Mar 17, 2014 – Mar 22, 2014
Downtown New London, WI 54961
Join us for Wisconsin’s largest Saint Patrick’s Day Parade and an Irish Fest in downtown New London, Wisconsin. The legendary week of festivities begin when local Shamrock Club leprechauns change the town’s name to ‘New Dublin’. The Grand Parade typically has a full lineup of multiple bagpipe bands, marching bands, festive clowns, specialty units, clans, Finnegan’s Wake, and business floats–well over 100 units. Bring the whole family to watch this renown event!
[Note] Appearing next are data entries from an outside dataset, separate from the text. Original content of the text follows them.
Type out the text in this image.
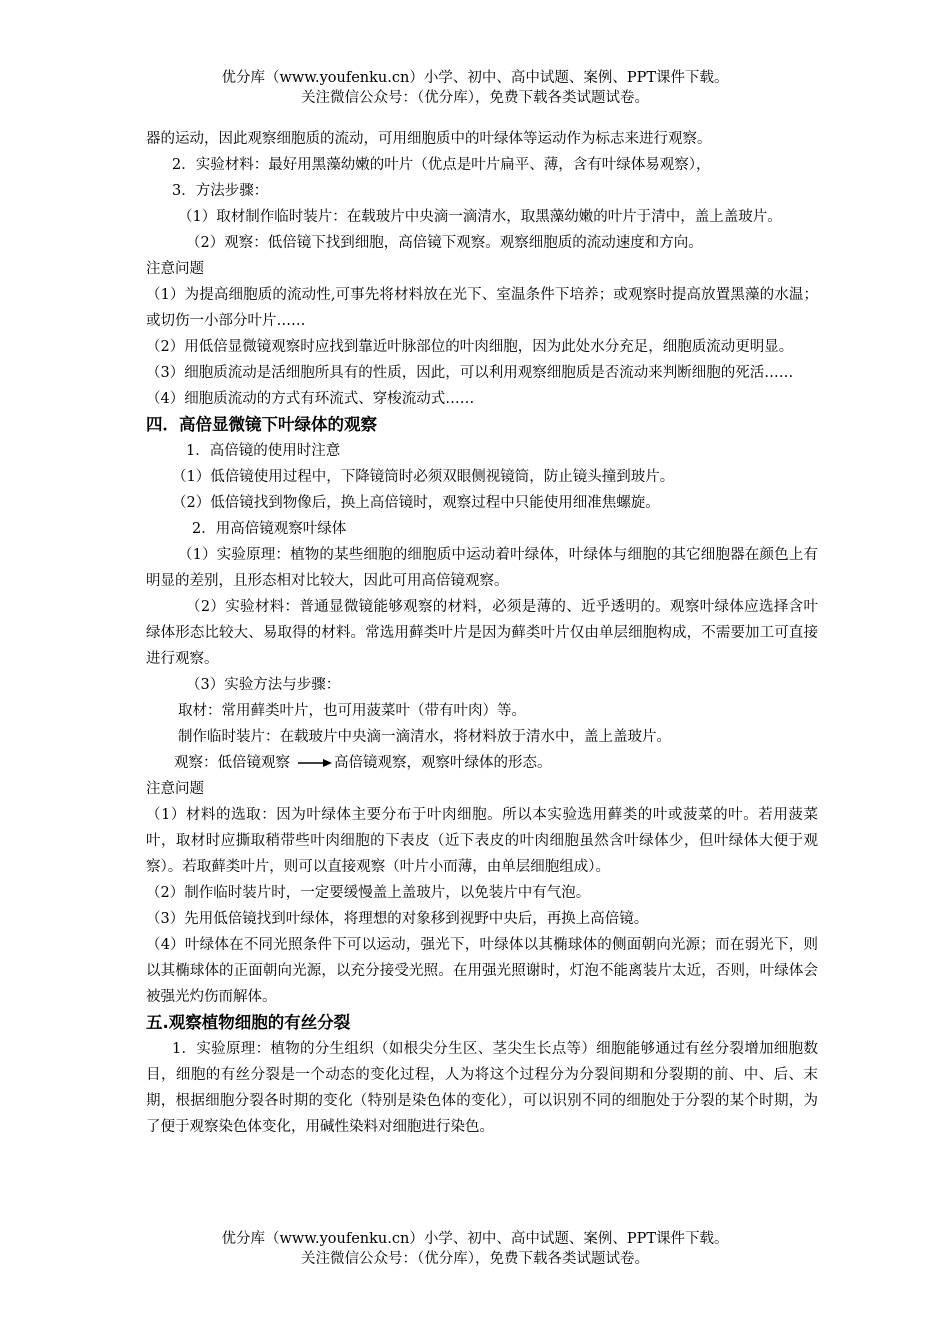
优分库（www.youfenku.cn）小学、初中、高中试题、案例、PPT课件下载。
关注微信公众号：（优分库），免费下载各类试题试卷。

器的运动，因此观察细胞质的流动，可用细胞质中的叶绿体等运动作为标志来进行观察。

2．实验材料：最好用黑藻幼嫩的叶片（优点是叶片扁平、薄，含有叶绿体易观察），

3．方法步骤：

（1）取材制作临时装片：在载玻片中央滴一滴清水，取黑藻幼嫩的叶片于清中，盖上盖玻片。

（2）观察：低倍镜下找到细胞，高倍镜下观察。观察细胞质的流动速度和方向。

注意问题

（1）为提高细胞质的流动性,可事先将材料放在光下、室温条件下培养；或观察时提高放置黑藻的水温；或切伤一小部分叶片……

（2）用低倍显微镜观察时应找到靠近叶脉部位的叶肉细胞，因为此处水分充足，细胞质流动更明显。

（3）细胞质流动是活细胞所具有的性质，因此，可以利用观察细胞质是否流动来判断细胞的死活……

（4）细胞质流动的方式有环流式、穿梭流动式……

四．高倍显微镜下叶绿体的观察

1．高倍镜的使用时注意

（1）低倍镜使用过程中，下降镜筒时必须双眼侧视镜筒，防止镜头撞到玻片。

（2）低倍镜找到物像后，换上高倍镜时，观察过程中只能使用细准焦螺旋。

2．用高倍镜观察叶绿体

（1）实验原理：植物的某些细胞的细胞质中运动着叶绿体，叶绿体与细胞的其它细胞器在颜色上有明显的差别，且形态相对比较大，因此可用高倍镜观察。

（2）实验材料：普通显微镜能够观察的材料，必须是薄的、近乎透明的。观察叶绿体应选择含叶绿体形态比较大、易取得的材料。常选用藓类叶片是因为藓类叶片仅由单层细胞构成，不需要加工可直接进行观察。

（3）实验方法与步骤：

取材：常用藓类叶片，也可用菠菜叶（带有叶肉）等。

制作临时装片：在载玻片中央滴一滴清水，将材料放于清水中，盖上盖玻片。

观察：低倍镜观察	高倍镜观察，观察叶绿体的形态。

注意问题

（1）材料的选取：因为叶绿体主要分布于叶肉细胞。所以本实验选用藓类的叶或菠菜的叶。若用菠菜叶，取材时应撕取稍带些叶肉细胞的下表皮（近下表皮的叶肉细胞虽然含叶绿体少，但叶绿体大便于观察）。若取藓类叶片，则可以直接观察（叶片小而薄，由单层细胞组成）。

（2）制作临时装片时，一定要缓慢盖上盖玻片，以免装片中有气泡。

（3）先用低倍镜找到叶绿体，将理想的对象移到视野中央后，再换上高倍镜。

（4）叶绿体在不同光照条件下可以运动，强光下，叶绿体以其椭球体的侧面朝向光源；而在弱光下，则以其椭球体的正面朝向光源，以充分接受光照。在用强光照谢时，灯泡不能离装片太近，否则，叶绿体会被强光灼伤而解体。

五.观察植物细胞的有丝分裂

1．实验原理：植物的分生组织（如根尖分生区、茎尖生长点等）细胞能够通过有丝分裂增加细胞数目，细胞的有丝分裂是一个动态的变化过程，人为将这个过程分为分裂间期和分裂期的前、中、后、末期，根据细胞分裂各时期的变化（特别是染色体的变化），可以识别不同的细胞处于分裂的某个时期，为了便于观察染色体变化，用碱性染料对细胞进行染色。

优分库（www.youfenku.cn）小学、初中、高中试题、案例、PPT课件下载。
关注微信公众号：（优分库），免费下载各类试题试卷。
The New Dublin Irish Fest is a music festival held under a huge heated big top that each year features two dynamic Celtic bands. There are beverages, Irish food, and market booths. The 2012 bands are Green Tea and Sheamus Fitzpatrick and the McNally Boys.
Mar 15, 2014
Columbus Drive Chicago, IL 60604
Start the day’s festivities with mass at Old St. Patrick’s Church at 9 a.m. Then listen to the wailing of the Shannon Rovers Irish Pipe Band and watch the Chicago River turn green. The parade begins at noon starting from Balbo and Columbus.
Mar 15, 2014
Center City Charlotte Charlotte, NC 28202
The Charlotte Goes Green celebration will follow the longtime Charlotte tradition, the St. Patrick’s Day Parade. The festival features live music, Irish dancers, pipe bands, drum bands, Irish vendors, amusements for children of all ages, lots of food and drink and more.
Mar 15, 2014
Civic Center Plaza San Francisco, CA 94102
Since 1851, The addition of the Festival after the parade provides a great opportunity for attendees to learn more about Irish history and culture while having fun experiencing the day. A full day of activity is planned for the St. Patrick’s Day Festival. The colorful festivities surrounding the parade will showcase Irish Culture through live performance and entertainment, arts and crafts exhibitors, and food and beverage concessions, children’s rides and inflatables, cultural displays, a petting zoo and pony ride and a number of non-profits booths representing the Irish community. Parade leaves at 2nd and Market and proceeds to the Civic Center.